Förderungen & Heizungstausch Staatliche Förderungen zeigen vor allem im Heizungstausch sehr starke Auswirkungen auf die Auftragslage. Die durchschnittliche Investition einer neuen Anlage beträgt rund 30.000 Euro, je nach Grad der notwendigen Umbauarbeiten. Diese Summe ist nicht unerheblich. Die staatliche Förderung von ca. einem Drittel der Gesamtkosten, ist oft entscheidend, ob ein Auftrag erteilt wird oder nicht. Leider ist eine Überförderung – wie in den Vorjahren – auch kontraproduktiv.
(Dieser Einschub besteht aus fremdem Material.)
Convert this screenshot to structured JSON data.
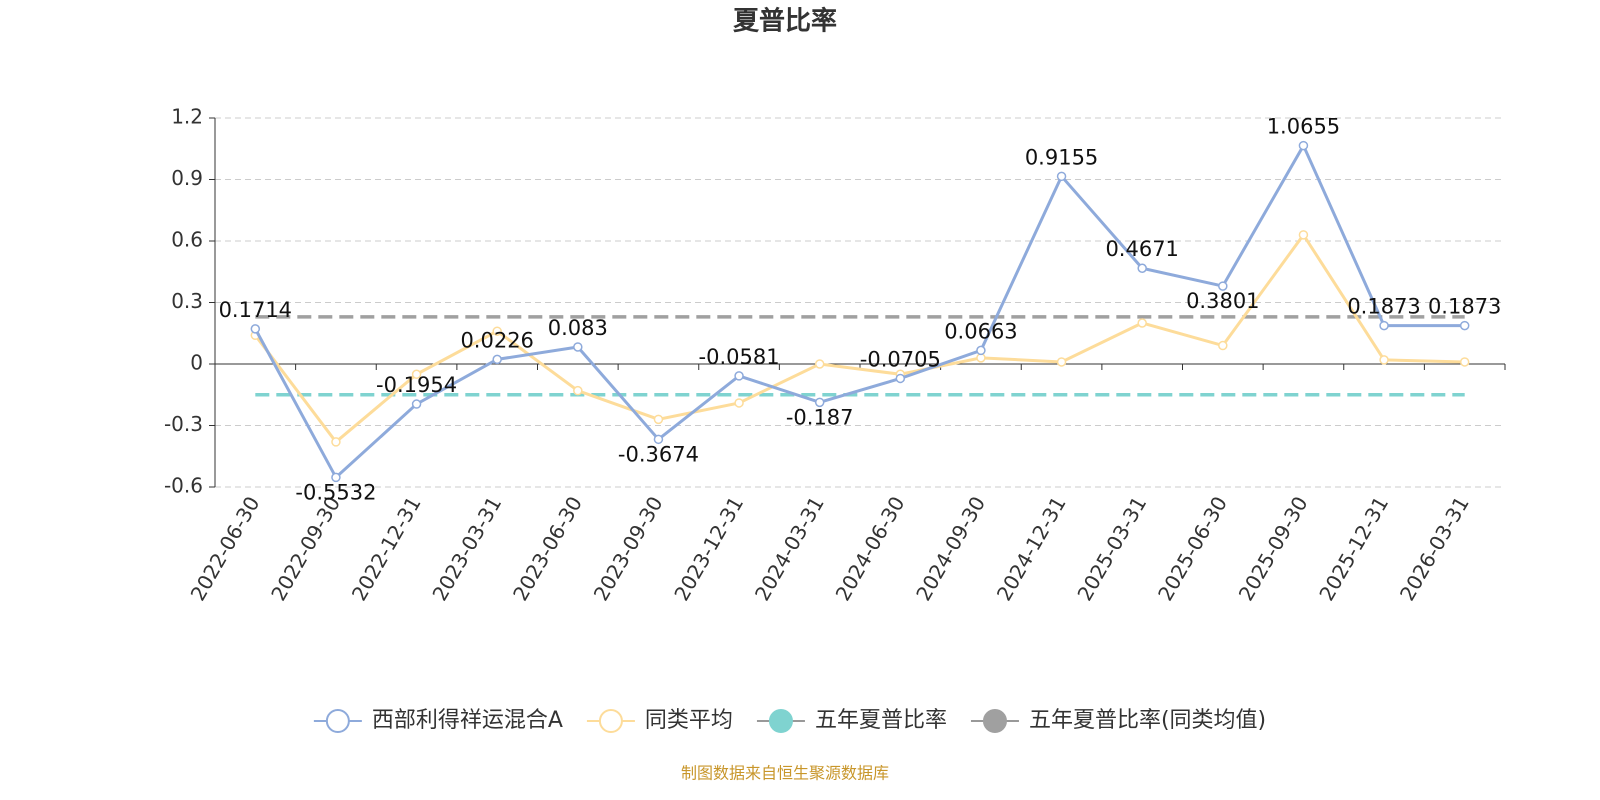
{
  "chart_data": {
    "type": "line",
    "title": "夏普比率",
    "categories": [
      "2022-06-30",
      "2022-09-30",
      "2022-12-31",
      "2023-03-31",
      "2023-06-30",
      "2023-09-30",
      "2023-12-31",
      "2024-03-31",
      "2024-06-30",
      "2024-09-30",
      "2024-12-31",
      "2025-03-31",
      "2025-06-30",
      "2025-09-30",
      "2025-12-31",
      "2026-03-31"
    ],
    "series": [
      {
        "name": "西部利得祥运混合A",
        "color": "#8eaadb",
        "labels": true,
        "values": [
          0.1714,
          -0.5532,
          -0.1954,
          0.0226,
          0.083,
          -0.3674,
          -0.0581,
          -0.187,
          -0.0705,
          0.0663,
          0.9155,
          0.4671,
          0.3801,
          1.0655,
          0.1873,
          0.1873
        ]
      },
      {
        "name": "同类平均",
        "color": "#fddc9a",
        "labels": false,
        "values": [
          0.14,
          -0.38,
          -0.05,
          0.16,
          -0.13,
          -0.27,
          -0.19,
          0.0,
          -0.05,
          0.03,
          0.01,
          0.2,
          0.09,
          0.63,
          0.02,
          0.01
        ]
      }
    ],
    "reference_lines": [
      {
        "name": "五年夏普比率",
        "color": "#7fd3d0",
        "value": -0.15
      },
      {
        "name": "五年夏普比率(同类均值)",
        "color": "#a0a0a0",
        "value": 0.23
      }
    ],
    "ylim": [
      -0.6,
      1.2
    ],
    "yticks": [
      -0.6,
      -0.3,
      0,
      0.3,
      0.6,
      0.9,
      1.2
    ],
    "grid": true,
    "source": "制图数据来自恒生聚源数据库"
  }
}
Der Kundenwunsch nach mehr Unabhängigkeit wird immer größer. Regionale Energiewirtschaft steht hier im Vordergrund wie z.B. Energiegemeinschaften im Strombereich oder regionale Pellets- und Brennholzbeschaffung. Kabicher: „Es besteht der große Kundenwunsch, nicht mehr von Öl und Gas abhängig zu sein”. Ing. Stephan Kabichers Wunsch für die Zukunft: „Die jetzige Größe ist ideal und soll in Zukunft beibehalten werden. Wir befinden uns im ständigen Verbesserungsprozess, um unsere Leistungen noch zielgerichteter auszuführen. Langsam wächst die dritte Generation heran. Mein Sohn Sebastian ist zehn Jahre alt. Schauen wir, was die Zukunft bringt. Ansonsten wünsche ich mir für unser Team Gesundheit und vor allem ein unfallfreies Arbeiten”.